The Peano axioms for the integers can be regarded as having a datum: the first term 1 of the set N of integers. By use of successors, integers become progressively distanced from the datum.

The law of negligence

In the law of negligence in this country, if a breach of duty has been established, then the claimant is required to show that the breach has resulted in damage or injury ('causation') and that the damage or injury isn't only distantly linked with the breach ('remoteness,' which can be interpreted as an instance of {distance}.)

{distortion}

One theme can have another theme as its application-sphere. {distance} has as a sphere of application {distortion}. R. D. Laing made claims for 'the sanity of psychotics,' (not his own phrase), but it would be generally agreed that although non-psychotics may have a severely distorted view of reality, the view of psychotics is far more severely distorted, and to that extent it has much greater {distance} from the datum.

Amongst non-psychotics, particular interpretations and responses may be very distorted.
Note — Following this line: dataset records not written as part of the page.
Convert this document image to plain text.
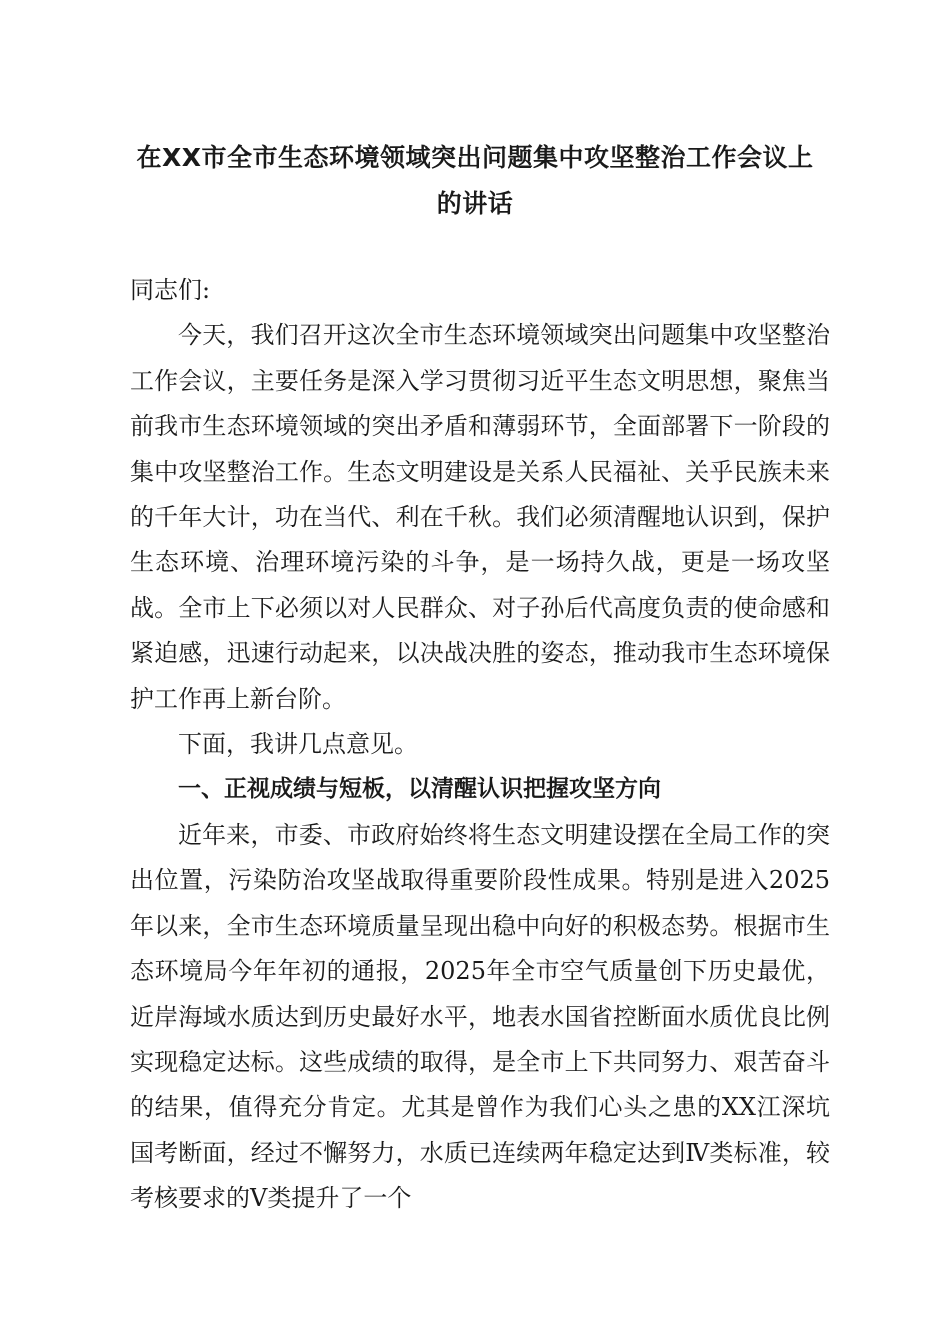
在XX市全市生态环境领域突出问题集中攻坚整治工作会议上
的讲话

同志们:

今天，我们召开这次全市生态环境领域突出问题集中攻坚整治工作会议，主要任务是深入学习贯彻习近平生态文明思想，聚焦当前我市生态环境领域的突出矛盾和薄弱环节，全面部署下一阶段的集中攻坚整治工作。生态文明建设是关系人民福祉、关乎民族未来的千年大计，功在当代、利在千秋。我们必须清醒地认识到，保护生态环境、治理环境污染的斗争，是一场持久战，更是一场攻坚战。全市上下必须以对人民群众、对子孙后代高度负责的使命感和紧迫感，迅速行动起来，以决战决胜的姿态，推动我市生态环境保护工作再上新台阶。

下面，我讲几点意见。

一、正视成绩与短板，以清醒认识把握攻坚方向

近年来，市委、市政府始终将生态文明建设摆在全局工作的突出位置，污染防治攻坚战取得重要阶段性成果。特别是进入2025年以来，全市生态环境质量呈现出稳中向好的积极态势。根据市生态环境局今年年初的通报，2025年全市空气质量创下历史最优，近岸海域水质达到历史最好水平，地表水国省控断面水质优良比例实现稳定达标。这些成绩的取得，是全市上下共同努力、艰苦奋斗的结果，值得充分肯定。尤其是曾作为我们心头之患的XX江深坑国考断面，经过不懈努力，水质已连续两年稳定达到Ⅳ类标准，较考核要求的Ⅴ类提升了一个
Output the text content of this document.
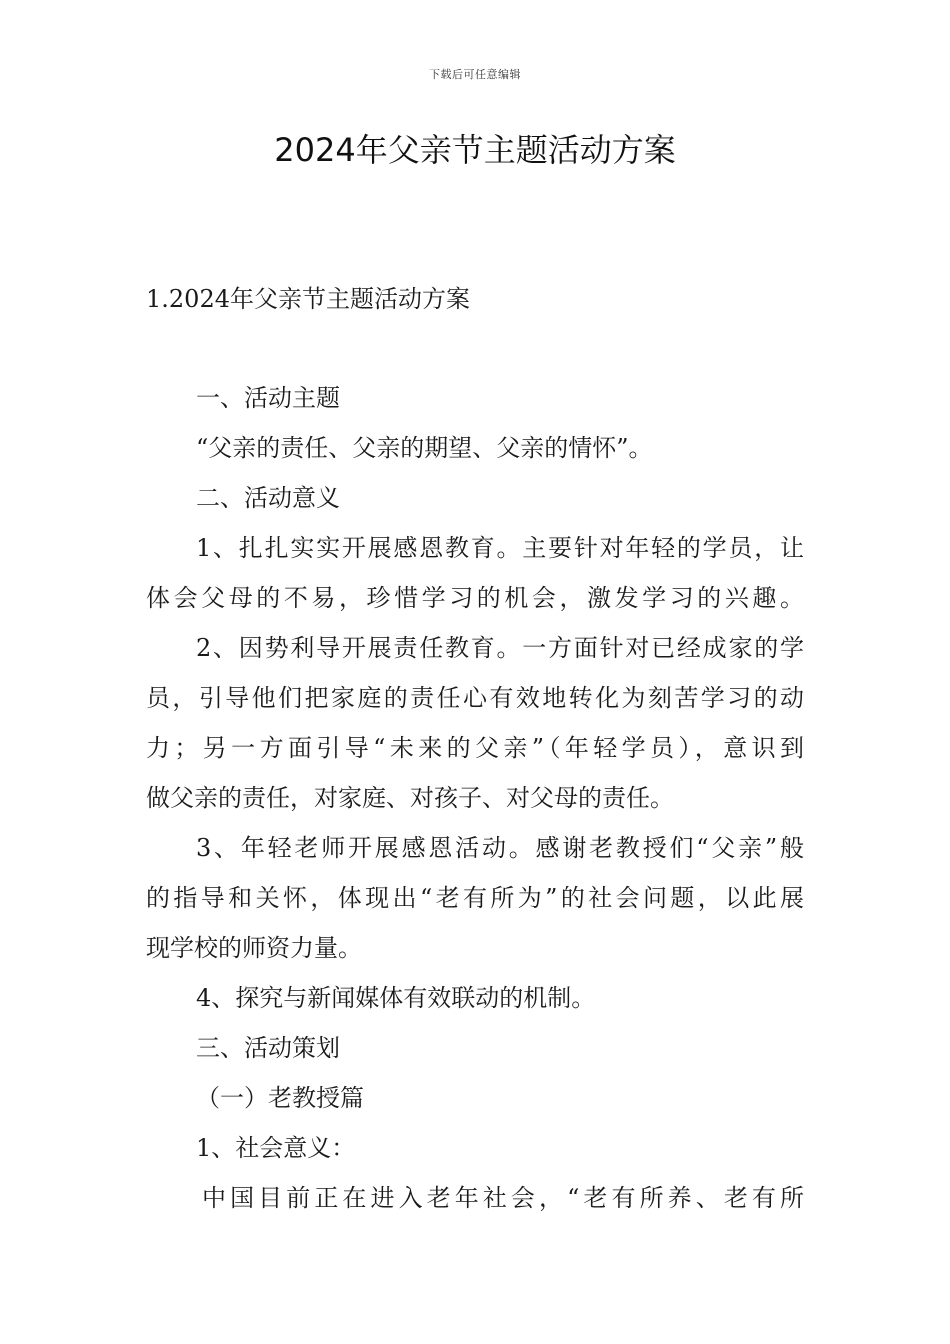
下载后可任意编辑
2024年父亲节主题活动方案
1.2024年父亲节主题活动方案
一、活动主题
“父亲的责任、父亲的期望、父亲的情怀”。
二、活动意义
1、扎扎实实开展感恩教育。主要针对年轻的学员，让
体会父母的不易，珍惜学习的机会，激发学习的兴趣。
2、因势利导开展责任教育。一方面针对已经成家的学
员，引导他们把家庭的责任心有效地转化为刻苦学习的动
力；另一方面引导“未来的父亲”（年轻学员），意识到
做父亲的责任，对家庭、对孩子、对父母的责任。
3、年轻老师开展感恩活动。感谢老教授们“父亲”般
的指导和关怀，体现出“老有所为”的社会问题，以此展
现学校的师资力量。
4、探究与新闻媒体有效联动的机制。
三、活动策划
（一）老教授篇
1、社会意义：
中国目前正在进入老年社会，“老有所养、老有所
A particular concern, preoccupation, interest can lead to distortion. I would claim that religions and ideologies are major sources of distortion. These are discussed on a number of other pages. A very concise treatment is on the page aphorisms.

Physics and related fields provide many instances of {distortion}. A very poor microscope or telescope will give a much more distorted view than a very good microscope or telescope, one with a much greater distance from the datum. Poor electronic apparatus will amplify a pure waveform with far more distortion than good apparatus, with greater distance from the datum. Here, the datum refers to the undistorted wave and {distance} has no reference to physical distance. The datum is not the line from which the amplitude of a wave form is measured. It may be that poor, distorting apparatus gives a wave form which is less distant measured from the physical line than the good, less distorting apparatus.

{distortion} has {/empirical distortion} and {/distortion by weighting}. {empirical distortion} is to do with the extent to which a system reproduces the characteristics of its input in its output and includes as instances distortion in electronic amplifiers and distortion in optical systems. {Weighting} has {/defensible weighting} and {/indefensible/erroneous weighting}, which is {/distortion by weighting}.

Time

{/temporal distance} and {/spatial distance} are para-sub-themes of {distance}: {/spatial distance} is not to be regarded as more fundamental.

Ethics

A common assumption in ethics is that this linkage holds:
[greater distance from the moral agent] < > [{reduction} in moral obligation] 

The assumption is that there is a greater moral obligation to near relatives than to distant relatives, people have a greater moral obligation to other people than to apes. There may be moral conflicts, resolved for the agent, if not for the moral theorist, by a weighting. Someone may well give greater weighting to the welfare of a pet dog than to a person who is (geographically) very distant.